Post-resusitation care Flashcards
Following ROSC what is the next goal of patient care?
To return the patient to normal cerebral function
Where does post-resuscitation care start?
Where ROSC is achieved, immediately after
Once a patient is stabalised after ROSC where should they be transferred ?
To the most appropriate high-acuity area i.e. ICU or CCU
What 4 things does the post cardiac arrest syndrome comprise of ?
- Post cardiac arrest brain injury
- Post cardiac arrest myocardial dysfunction
- Systemic ischaemia/reperfusion response
- Persistent precipitating pathology.
What does post-cardiac arrest brain injury manifest as ?
Comas, seizures, myoclonus, varying degrees of neurocongitive dysfunction and brain death
Significant myocardial dysfunction post cardiac arrest is common how long does it take to improve?
Usually starts to recover by 2-3 days although full recovery may take longer.
What does the whole body ischaemia/reperfusion of a cardiac arrest cause ?
- Activates immune and coagulation pathways contributing to multi-organ failure and increasing risk of infection.
- It has many features in common with sepsis such as intravascular volume depletion, vasodilatation, endothelial injury and microcirculatory abnormalities.
Following ROSC an ABCDE approach should be taken.
What do you do for A&B?
- If not already occured during CPR and patient is comatosed then carry out tracheal intubation.
- If patient has normal cerebral function then deliver oxygen via a face mask.
- Target sats are 94-98% or 88-92%.
- Insert NGT to decompress the stomach
- ABG
- CXR
What does hypoxaemia & hypercarbia post ROSC increase the likelihood of ?
Of a further cardiac arrest & may contribute to secondary brain injury.
After ROSC what will the PaCO2 levels often be ?
What are you aiming to achieve in post-resus care for PaCO2 levels ?
- Raised - due to intra-arrest hypoventilation and poor tissue perfusion, causing a mixed resp/metabolic acidosis.

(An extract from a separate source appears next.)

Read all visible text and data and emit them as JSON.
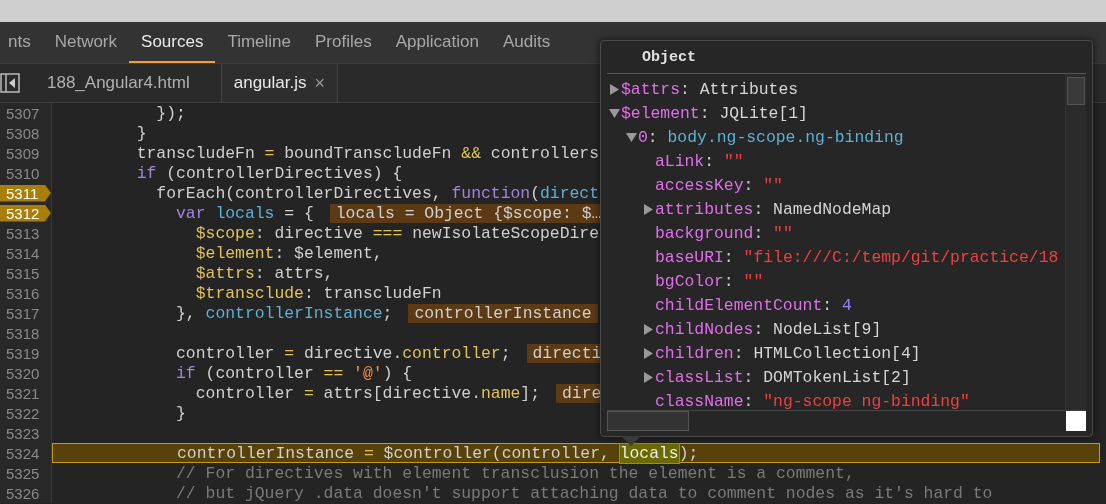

- Aim for normocarbia. This is because hypercarbia causes vasoconstriction and possibly cerebral ischaemia. Whilst hypocarbia increases cerebral blood flow and ICP.
If a tracheal tube is inserted too far where is it more likely to go down?
The right main bronchus, therefore failing to ventilate the left lung.
Right main bronchus is shorter, wider and more verticle ==> easier for tube to pass into.
Following ROSC an ABCDE approach should be taken.
What do you do for C?
- Record a new 12-lead ECG
- Continuous cardiac monitoring.
- Arterial line for BP monitoring.
- Measure urine output.
- Central venous catheter.
- Consider fluids, diuretics and vasodilators or vasopressors/inotropes.
- If suspected ACS as cause d/w cardiology and consider PCI or fibrinolysis.
- ECHO
- Bloods.
Is hyperoxaemia bad post ROSC?
Yes it causes oxidative stress and harms post ischaemic neurones.
Following ROSC an ABCDE approach should be taken.
What do you do for D&E?
- Exclude other precipitating causes e.g. massive blood loss, resp failure, PE, drug overdose, SAH.
- Consider CTPA & CTH
- Record GCS
- Consider targeted temperature management (TTM) if patient remains comatosed (32-36degrees).
- Maintain tight BM control - aim 4-10.
Following post ROSC A-E assessment, what should you also obtain?
A comprehensive history from staff & family +/- patient if possible.